Maritime Labour Convention in Pacific island countries
Maritime Labour ConventionThe maritime sector, despite some decline in recent years, continues to be critical to economic development and day-to-day survival in some Pacific island countries. It remains an important source of jobs and income in the Pacific region and generates remittance transfers from seafarers of up to 25 per cent of GNP in some countries. However, if left unregulated, Pacific seafarers can be vulnerable to exploitation, while shipping registries may be unable to maintain competitiveness without the adoption of international standards.
The Maritime Labour Convention, 2006 came into force in 2013 and consolidated a number of existing maritime labour conventions and related recommendations. The Maritime Labour Convention (MLC), is designed to help achieve the twin goals of ensuring a ‘level playing field’ for quality ship owners and establish improve conditions of work for seafarers by prescribing certain minimum conditions of work.

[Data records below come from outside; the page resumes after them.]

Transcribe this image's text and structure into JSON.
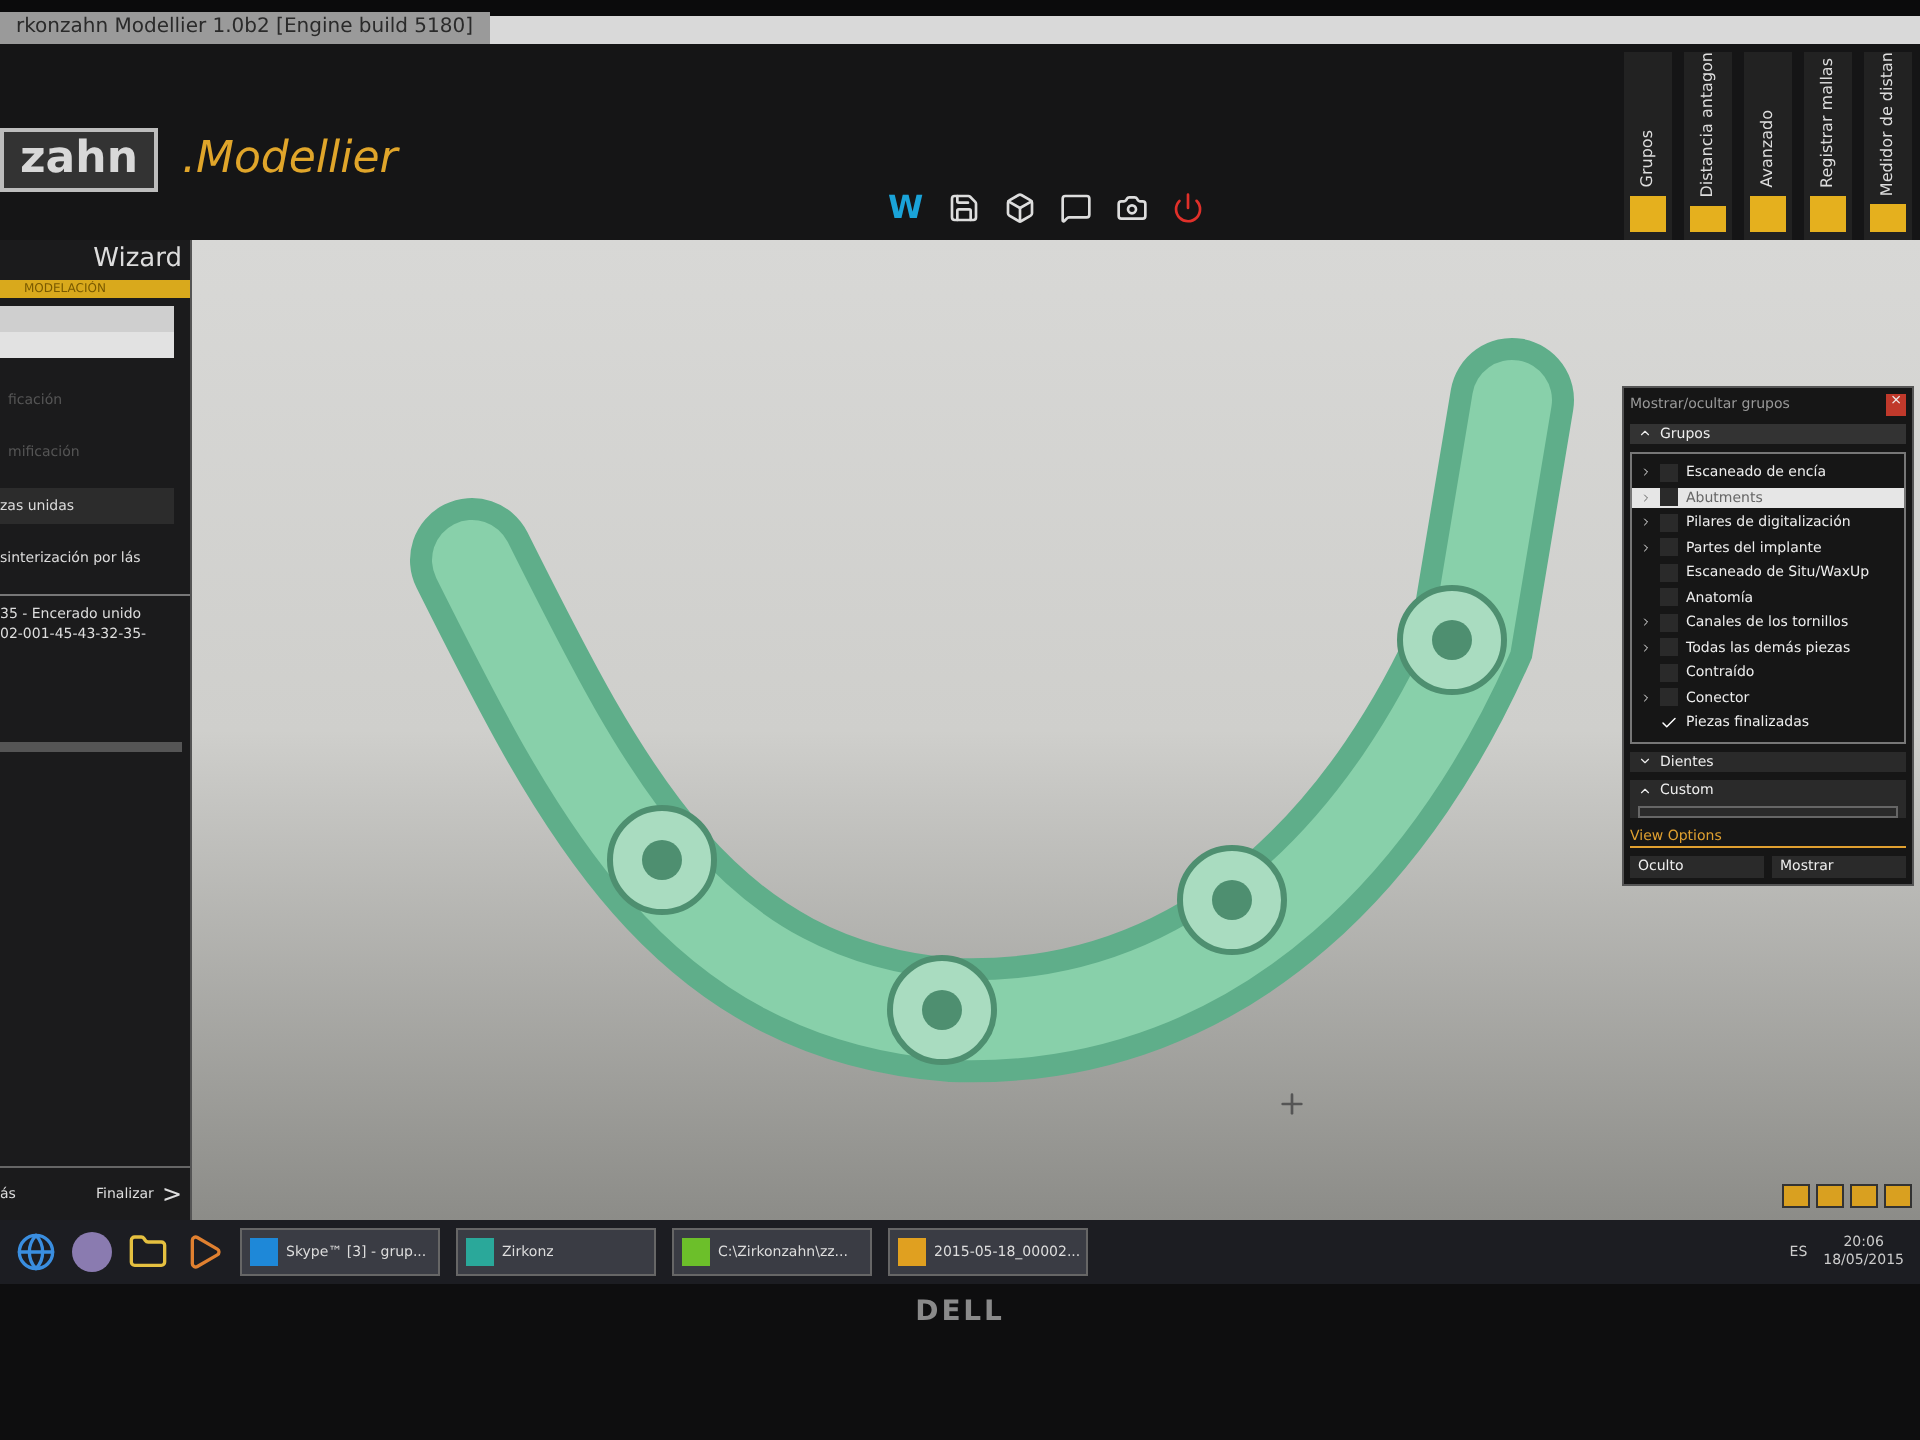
{
  "window": {
    "title": "rkonzahn Modellier 1.0b2 [Engine build 5180]"
  },
  "header": {
    "logo": "zahn",
    "app_name": ".Modellier",
    "toolbar_w": "W"
  },
  "side_tabs": [
    {
      "label": "Grupos"
    },
    {
      "label": "Distancia antagon"
    },
    {
      "label": "Avanzado"
    },
    {
      "label": "Registrar mallas"
    },
    {
      "label": "Medidor de distan"
    }
  ],
  "wizard": {
    "title": "Wizard",
    "step": "MODELACIÓN",
    "faded_items": [
      "ficación",
      "mificación"
    ],
    "button": "zas unidas",
    "option": "sinterización por lás",
    "list": [
      "35  - Encerado unido",
      "02-001-45-43-32-35-"
    ],
    "back": "ás",
    "finish": "Finalizar",
    "finish_arrow": ">"
  },
  "groups_panel": {
    "title": "Mostrar/ocultar grupos",
    "close": "×",
    "section": "Grupos",
    "items": [
      {
        "label": "Escaneado de encía",
        "expandable": true,
        "checked": false,
        "selected": false
      },
      {
        "label": "Abutments",
        "expandable": true,
        "checked": false,
        "selected": true
      },
      {
        "label": "Pilares de digitalización",
        "expandable": true,
        "checked": false,
        "selected": false
      },
      {
        "label": "Partes del implante",
        "expandable": true,
        "checked": false,
        "selected": false
      },
      {
        "label": "Escaneado de Situ/WaxUp",
        "expandable": false,
        "checked": false,
        "selected": false
      },
      {
        "label": "Anatomía",
        "expandable": false,
        "checked": false,
        "selected": false
      },
      {
        "label": "Canales de los tornillos",
        "expandable": true,
        "checked": false,
        "selected": false
      },
      {
        "label": "Todas las demás piezas",
        "expandable": true,
        "checked": false,
        "selected": false
      },
      {
        "label": "Contraído",
        "expandable": false,
        "checked": false,
        "selected": false
      },
      {
        "label": "Conector",
        "expandable": true,
        "checked": false,
        "selected": false
      },
      {
        "label": "Piezas finalizadas",
        "expandable": false,
        "checked": true,
        "selected": false
      }
    ],
    "sections": [
      {
        "label": "Dientes",
        "expanded": false
      },
      {
        "label": "Custom",
        "expanded": true
      }
    ],
    "view_options": "View Options",
    "buttons": [
      "Oculto",
      "Mostrar"
    ]
  },
  "taskbar": {
    "apps": [
      {
        "label": "Skype™ [3] - grup...",
        "color": "#1e88d8"
      },
      {
        "label": "Zirkonz",
        "color": "#2aa89a"
      },
      {
        "label": "C:\\Zirkonzahn\\zz...",
        "color": "#6cbf2a"
      },
      {
        "label": "2015-05-18_00002...",
        "color": "#e0a020"
      }
    ],
    "language": "ES",
    "time": "20:06",
    "date": "18/05/2015"
  },
  "monitor": {
    "brand": "DELL"
  }
}
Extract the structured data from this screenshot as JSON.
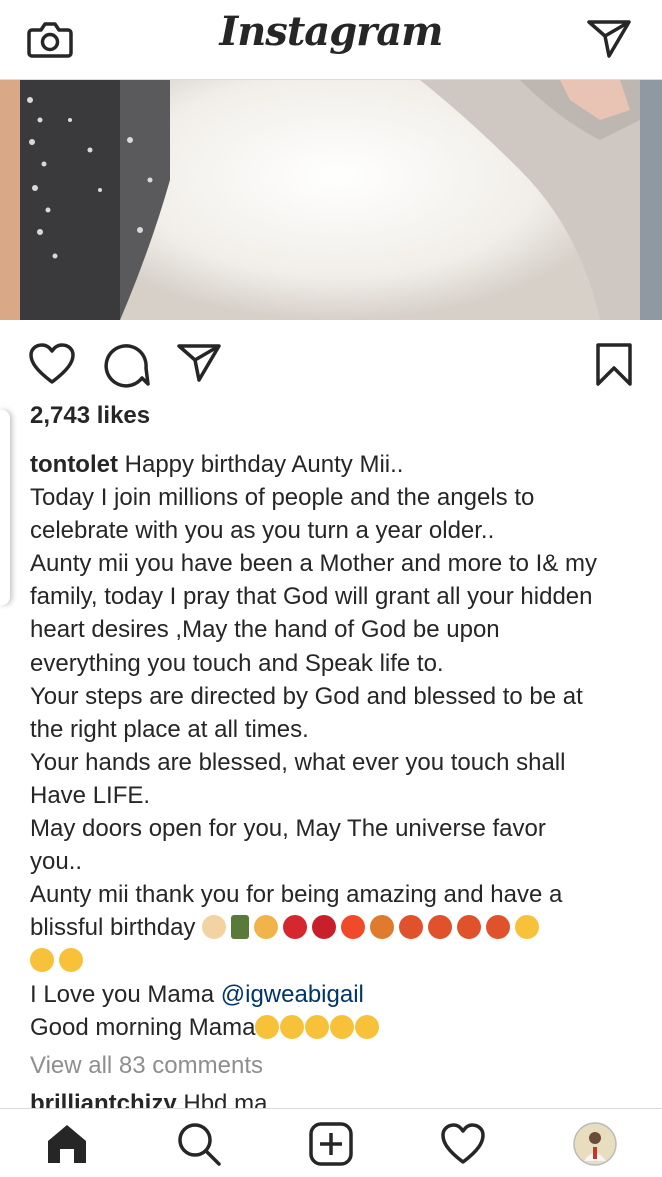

The MLC has been widely ratified among Pacific island ILO member States including Tuvalu, Kiribati, Palau, Marshall Islands and Samoa. However, in some cases, member States require capacity support to implement the requirements of the Convention.
Since 2009, the ILO Office for Pacific Island Countries has provided tailored support to ILO member States to ratify and implement the MLC. This included engaging the Pacific International Maritime Law Association to conduct gap analyses of existing law. The ILO also held a range of awareness raising meetings with governments, employers and workers and assistance with the development of Action Plans to ratify the MLC.
Where possible and practicable, the Office has supported officials to attend training on the MLC at the ILO’s International Training Centre based in Turin.